International Dance Day, held every year on April 29th, was founded in 1982 by the International Dance Committee of the International Theatre Institute, in the UNESCO headquarters in Paris, where it is based. The date was chosen because it commemorates the birthday of Jean-Georges Noverre (1727-1810), the creator of ballet d’action.
Every year, a message from a well-known dance personality is circulated throughout the world, with the intention of uniting the field of dance by celebrating the art form and reveling in its universality, crossing all political, cultural, and ethnic barriers and bringing people together in peace and friendship with a common language.

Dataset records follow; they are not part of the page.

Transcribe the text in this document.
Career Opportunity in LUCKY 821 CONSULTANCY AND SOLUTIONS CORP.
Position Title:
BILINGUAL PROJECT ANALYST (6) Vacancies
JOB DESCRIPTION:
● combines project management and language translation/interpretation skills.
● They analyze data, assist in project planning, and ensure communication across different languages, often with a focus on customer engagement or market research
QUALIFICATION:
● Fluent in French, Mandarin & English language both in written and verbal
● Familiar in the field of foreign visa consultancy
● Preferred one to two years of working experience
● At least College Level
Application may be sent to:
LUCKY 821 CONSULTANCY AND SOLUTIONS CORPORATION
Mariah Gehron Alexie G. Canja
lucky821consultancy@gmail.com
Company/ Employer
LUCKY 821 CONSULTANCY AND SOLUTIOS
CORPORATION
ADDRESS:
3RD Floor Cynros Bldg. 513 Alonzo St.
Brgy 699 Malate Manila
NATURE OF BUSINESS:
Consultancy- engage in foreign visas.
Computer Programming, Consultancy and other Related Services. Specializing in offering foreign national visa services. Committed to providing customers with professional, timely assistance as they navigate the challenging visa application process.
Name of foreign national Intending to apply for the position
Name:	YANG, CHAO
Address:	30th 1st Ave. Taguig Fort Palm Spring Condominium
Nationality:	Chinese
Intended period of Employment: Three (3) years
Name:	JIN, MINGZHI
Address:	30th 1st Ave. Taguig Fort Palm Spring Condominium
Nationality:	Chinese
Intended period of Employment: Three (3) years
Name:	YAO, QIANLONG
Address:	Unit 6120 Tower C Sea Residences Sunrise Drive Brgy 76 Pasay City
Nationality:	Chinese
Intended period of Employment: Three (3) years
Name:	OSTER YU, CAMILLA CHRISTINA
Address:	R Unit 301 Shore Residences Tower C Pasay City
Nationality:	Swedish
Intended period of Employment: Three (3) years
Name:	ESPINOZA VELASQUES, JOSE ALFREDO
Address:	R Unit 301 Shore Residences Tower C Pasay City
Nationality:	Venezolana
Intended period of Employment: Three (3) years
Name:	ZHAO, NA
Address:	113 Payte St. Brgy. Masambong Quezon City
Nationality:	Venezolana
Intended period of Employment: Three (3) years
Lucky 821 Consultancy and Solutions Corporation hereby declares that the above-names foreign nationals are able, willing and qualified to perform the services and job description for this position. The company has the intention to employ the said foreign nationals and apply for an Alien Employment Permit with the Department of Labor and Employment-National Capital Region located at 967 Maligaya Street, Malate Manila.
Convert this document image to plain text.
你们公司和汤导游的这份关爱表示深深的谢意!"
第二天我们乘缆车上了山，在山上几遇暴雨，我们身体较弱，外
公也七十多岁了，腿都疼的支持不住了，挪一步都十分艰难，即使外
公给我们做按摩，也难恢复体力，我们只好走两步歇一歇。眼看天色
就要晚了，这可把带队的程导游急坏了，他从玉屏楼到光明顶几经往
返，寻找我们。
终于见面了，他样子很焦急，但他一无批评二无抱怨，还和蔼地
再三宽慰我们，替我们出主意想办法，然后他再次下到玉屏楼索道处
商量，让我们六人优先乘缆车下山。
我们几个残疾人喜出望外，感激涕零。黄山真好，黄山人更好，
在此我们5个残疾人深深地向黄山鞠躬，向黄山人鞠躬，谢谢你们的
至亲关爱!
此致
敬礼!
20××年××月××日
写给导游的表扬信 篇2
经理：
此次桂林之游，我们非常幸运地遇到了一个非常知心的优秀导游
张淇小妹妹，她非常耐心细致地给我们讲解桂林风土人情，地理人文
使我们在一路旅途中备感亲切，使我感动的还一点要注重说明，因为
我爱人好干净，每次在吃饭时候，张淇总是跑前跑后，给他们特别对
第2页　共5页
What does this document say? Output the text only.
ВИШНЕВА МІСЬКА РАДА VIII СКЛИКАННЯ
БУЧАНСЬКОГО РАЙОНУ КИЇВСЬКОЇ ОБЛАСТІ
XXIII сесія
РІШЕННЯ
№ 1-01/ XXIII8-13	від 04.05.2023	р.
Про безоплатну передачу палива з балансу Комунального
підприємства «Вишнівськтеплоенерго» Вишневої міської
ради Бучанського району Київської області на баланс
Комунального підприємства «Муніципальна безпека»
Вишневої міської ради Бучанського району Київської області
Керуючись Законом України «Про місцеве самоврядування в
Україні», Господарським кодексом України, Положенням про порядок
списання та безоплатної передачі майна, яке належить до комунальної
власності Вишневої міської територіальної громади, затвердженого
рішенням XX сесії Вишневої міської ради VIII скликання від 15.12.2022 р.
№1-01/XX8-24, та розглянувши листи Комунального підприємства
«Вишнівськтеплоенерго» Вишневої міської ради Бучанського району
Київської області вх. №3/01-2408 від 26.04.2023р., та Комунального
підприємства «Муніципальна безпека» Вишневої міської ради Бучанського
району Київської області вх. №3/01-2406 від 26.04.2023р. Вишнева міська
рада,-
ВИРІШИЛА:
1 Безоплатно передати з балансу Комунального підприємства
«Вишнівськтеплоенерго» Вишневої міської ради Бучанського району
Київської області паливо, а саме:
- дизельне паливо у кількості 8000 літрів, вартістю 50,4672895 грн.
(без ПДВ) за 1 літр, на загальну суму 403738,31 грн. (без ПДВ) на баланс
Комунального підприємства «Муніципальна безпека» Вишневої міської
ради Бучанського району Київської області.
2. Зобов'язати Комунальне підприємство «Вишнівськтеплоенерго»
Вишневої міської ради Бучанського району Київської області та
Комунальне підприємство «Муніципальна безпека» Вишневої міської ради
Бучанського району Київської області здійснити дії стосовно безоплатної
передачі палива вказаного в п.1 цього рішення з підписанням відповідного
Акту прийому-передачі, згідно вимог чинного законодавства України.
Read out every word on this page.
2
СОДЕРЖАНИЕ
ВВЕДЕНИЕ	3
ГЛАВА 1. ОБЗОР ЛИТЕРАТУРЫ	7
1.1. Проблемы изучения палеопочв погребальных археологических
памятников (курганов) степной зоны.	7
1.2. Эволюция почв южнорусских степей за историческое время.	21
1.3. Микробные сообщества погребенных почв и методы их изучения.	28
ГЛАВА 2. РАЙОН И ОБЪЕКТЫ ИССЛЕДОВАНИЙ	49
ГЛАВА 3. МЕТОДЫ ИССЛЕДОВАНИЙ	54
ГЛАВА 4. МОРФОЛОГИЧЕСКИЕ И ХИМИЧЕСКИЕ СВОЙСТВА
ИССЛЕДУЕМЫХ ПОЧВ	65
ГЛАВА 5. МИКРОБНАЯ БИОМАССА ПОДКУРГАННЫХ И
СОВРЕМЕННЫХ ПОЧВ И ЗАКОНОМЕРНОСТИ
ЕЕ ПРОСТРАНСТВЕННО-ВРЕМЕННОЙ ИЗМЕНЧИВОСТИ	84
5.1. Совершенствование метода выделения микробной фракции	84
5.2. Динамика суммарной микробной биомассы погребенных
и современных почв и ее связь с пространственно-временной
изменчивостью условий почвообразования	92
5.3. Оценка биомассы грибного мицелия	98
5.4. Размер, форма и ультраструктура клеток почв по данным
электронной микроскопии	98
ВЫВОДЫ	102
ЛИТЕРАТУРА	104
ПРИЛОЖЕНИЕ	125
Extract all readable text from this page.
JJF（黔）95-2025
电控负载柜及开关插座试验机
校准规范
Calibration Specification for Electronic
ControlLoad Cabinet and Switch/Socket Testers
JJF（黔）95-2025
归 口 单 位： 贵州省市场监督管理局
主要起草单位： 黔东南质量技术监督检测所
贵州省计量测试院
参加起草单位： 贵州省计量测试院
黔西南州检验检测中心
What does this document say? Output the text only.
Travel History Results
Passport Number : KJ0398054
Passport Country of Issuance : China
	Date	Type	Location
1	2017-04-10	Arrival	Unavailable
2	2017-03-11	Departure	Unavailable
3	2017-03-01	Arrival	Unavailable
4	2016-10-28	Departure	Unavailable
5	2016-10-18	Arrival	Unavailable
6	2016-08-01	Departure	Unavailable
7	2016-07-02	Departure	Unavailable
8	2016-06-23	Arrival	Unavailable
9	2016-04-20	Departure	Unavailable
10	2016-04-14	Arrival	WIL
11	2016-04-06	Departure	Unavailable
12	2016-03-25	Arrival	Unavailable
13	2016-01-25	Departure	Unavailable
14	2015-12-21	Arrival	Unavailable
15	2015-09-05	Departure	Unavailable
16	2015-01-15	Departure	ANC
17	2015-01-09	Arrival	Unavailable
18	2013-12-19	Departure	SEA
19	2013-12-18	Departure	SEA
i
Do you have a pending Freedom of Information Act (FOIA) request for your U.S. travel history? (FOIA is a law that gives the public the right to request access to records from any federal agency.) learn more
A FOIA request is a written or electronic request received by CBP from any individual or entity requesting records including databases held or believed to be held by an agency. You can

The 2009 message is from Akram Khan. Born to a Bangladeshi family in London, Khan began studying folk dance at the age of three and Kathak at seven. He later studied at Anne Teresa De Keersmaeker’s school in Brussels. His first performance at London’s Dance Umbrella heralded a new talent, and Dance Magazine named him a “25 to Watch” in 2002. Now 34 years old, Khan is an associate artist at Sadler’s Wells Theatre and performs worldwide.
Below is Khan’s message:
This very special day is dedicated to the one language that everybody in this world can speak, the inherent language of our bodies and our souls, of our ancestors and of our children.
This day is dedicated to every god, guru and grandparent that ever taught and inspired us.
To every song and impulse and moment that’s ever moved us to move.
It is dedicated to the little child that wishes it could move like its star.
And to the mother who says “you already can”.
This day is dedicated to every body of every creed, colour and culture that carries the traditions of its past into stories of the present and dreams of the future.
This day is dedicated to Dance, to its myriad dialects and its immense power to express, transform, unite and delight.